Lol, this is unexpected and sad 

Installed "file-attributes" library to retrieve ctime from files and got "Not implemented"

#CommonLisp #programming

BTW, SBCLs "(sb-posix:stat-ctime (sb-posix:stat filename))" somehow returns wrong ctime — I got 1956 as a file creation year, while IRL it is equal to 2026 

#CommonLisp #SBCL

@evgandr How are you interpreting the result of ctime? It wouldn't be compatible with lisp universal times which have a different epoch. You'll need to adjust accordingly or use something that's aware of the unix epoch. The local-time package probably has something useful.

@davetenny Whoops, somehow I missed the sentence about difference between Common Lisp universal time and Unix universal time in the book . Thank you for pointing me on it!
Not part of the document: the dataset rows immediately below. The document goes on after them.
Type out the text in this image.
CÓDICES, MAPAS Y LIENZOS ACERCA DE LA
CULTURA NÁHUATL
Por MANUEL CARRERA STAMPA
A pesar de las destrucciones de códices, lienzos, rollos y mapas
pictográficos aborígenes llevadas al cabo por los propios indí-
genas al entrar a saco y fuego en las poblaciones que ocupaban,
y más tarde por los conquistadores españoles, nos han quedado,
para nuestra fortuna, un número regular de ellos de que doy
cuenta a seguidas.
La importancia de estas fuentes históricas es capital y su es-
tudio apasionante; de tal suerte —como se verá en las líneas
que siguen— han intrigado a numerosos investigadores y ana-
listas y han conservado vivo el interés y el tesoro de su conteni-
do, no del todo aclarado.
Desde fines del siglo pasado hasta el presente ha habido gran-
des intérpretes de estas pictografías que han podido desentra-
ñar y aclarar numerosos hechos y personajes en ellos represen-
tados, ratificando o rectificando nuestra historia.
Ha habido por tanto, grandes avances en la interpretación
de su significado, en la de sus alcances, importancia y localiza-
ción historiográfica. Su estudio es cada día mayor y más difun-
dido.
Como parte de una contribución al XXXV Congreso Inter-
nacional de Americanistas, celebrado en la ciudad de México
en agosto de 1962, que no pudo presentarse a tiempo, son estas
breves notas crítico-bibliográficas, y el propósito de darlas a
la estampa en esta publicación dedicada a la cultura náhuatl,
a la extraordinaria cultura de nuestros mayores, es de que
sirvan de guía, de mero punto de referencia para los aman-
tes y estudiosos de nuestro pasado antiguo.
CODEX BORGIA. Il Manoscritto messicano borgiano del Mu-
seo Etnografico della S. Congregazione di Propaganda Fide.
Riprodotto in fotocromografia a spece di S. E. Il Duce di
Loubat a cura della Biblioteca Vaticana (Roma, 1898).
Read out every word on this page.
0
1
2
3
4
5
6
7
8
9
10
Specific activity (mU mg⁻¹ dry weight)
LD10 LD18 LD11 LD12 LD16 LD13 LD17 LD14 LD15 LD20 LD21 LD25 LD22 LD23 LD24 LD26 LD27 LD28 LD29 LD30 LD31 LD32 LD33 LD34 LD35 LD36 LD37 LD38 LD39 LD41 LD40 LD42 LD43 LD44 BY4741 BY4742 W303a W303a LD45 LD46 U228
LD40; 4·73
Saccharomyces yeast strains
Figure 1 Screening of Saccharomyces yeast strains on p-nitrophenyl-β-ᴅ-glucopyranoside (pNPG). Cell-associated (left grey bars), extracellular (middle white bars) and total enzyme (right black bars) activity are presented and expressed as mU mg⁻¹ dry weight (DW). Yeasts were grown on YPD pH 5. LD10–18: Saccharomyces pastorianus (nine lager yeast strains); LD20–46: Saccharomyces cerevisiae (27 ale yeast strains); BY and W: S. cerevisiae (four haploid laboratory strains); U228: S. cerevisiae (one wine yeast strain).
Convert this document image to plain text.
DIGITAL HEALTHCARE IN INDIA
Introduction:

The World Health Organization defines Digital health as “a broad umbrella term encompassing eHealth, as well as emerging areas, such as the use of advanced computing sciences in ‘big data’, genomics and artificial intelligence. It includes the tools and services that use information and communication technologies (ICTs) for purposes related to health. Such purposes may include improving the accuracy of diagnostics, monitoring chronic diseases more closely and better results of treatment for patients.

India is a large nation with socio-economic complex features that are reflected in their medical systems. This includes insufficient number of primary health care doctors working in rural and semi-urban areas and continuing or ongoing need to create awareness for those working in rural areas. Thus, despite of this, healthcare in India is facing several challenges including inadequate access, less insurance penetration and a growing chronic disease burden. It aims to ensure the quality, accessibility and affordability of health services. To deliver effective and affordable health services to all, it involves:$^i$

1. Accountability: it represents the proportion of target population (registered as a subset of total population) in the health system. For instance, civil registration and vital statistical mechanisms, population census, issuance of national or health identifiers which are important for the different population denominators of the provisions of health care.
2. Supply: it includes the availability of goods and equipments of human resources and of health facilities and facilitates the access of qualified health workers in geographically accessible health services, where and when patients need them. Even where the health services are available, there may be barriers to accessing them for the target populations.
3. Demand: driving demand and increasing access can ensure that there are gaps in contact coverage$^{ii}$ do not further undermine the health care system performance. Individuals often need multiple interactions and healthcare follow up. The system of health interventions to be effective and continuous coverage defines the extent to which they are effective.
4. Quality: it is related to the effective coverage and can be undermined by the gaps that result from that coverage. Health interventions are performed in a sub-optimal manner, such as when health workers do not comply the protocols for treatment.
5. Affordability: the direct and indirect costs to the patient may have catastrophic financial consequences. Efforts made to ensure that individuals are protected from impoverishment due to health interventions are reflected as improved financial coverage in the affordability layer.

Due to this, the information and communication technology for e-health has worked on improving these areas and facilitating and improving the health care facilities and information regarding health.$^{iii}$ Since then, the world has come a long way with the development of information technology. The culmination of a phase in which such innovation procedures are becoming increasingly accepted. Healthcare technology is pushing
Yep, I was trying to take the Unix universal time and convert it with function for Common Lisp universal time . The "local-time" library solved the issue:

* (local-time:unix-to-timestamp (sb-posix:stat-mtime (sb-posix:stat "./test2.jpg")))
  2025-08-16T17:28:28.000000+03:00

CC ⁨@Ardubal

@evgandr That's exactly the difference between the zero of Lisp's »Universal Time« and the zero of the Unix Epoch. I guess if you report this, it might get fixed overnight.

Edit: No, wait. stat-ctime gives you the number of seconds exactly as written in the file data, i. e. in Unix time. You probably called decode-universal-time yourself on that, which is wrong. You probably want the library "local-time" and its function "unix-to-timestamp".

@evgandr sb-posix:stat returns the linux structure, not universal-time.

You need to convert from posix time:

$ F=$(mktemp /tmp/sbcl-ctime.XXXXXX)
$ stat --format=%w $F
2026-03-05 22:18:28.153222304 +0100
$ sbcl \
--noinform \
--eval '(asdf:load-system "local-time")' \
--eval "(format t \"~A~%\" (local-time:unix-to-timestamp (sb-posix:stat-ctime (sb-posix:stat \"$F\"))))" \
--quit
2026-03-05T22:18:28.000000+01:00

EDIT: Didn't notice others had answered the same already.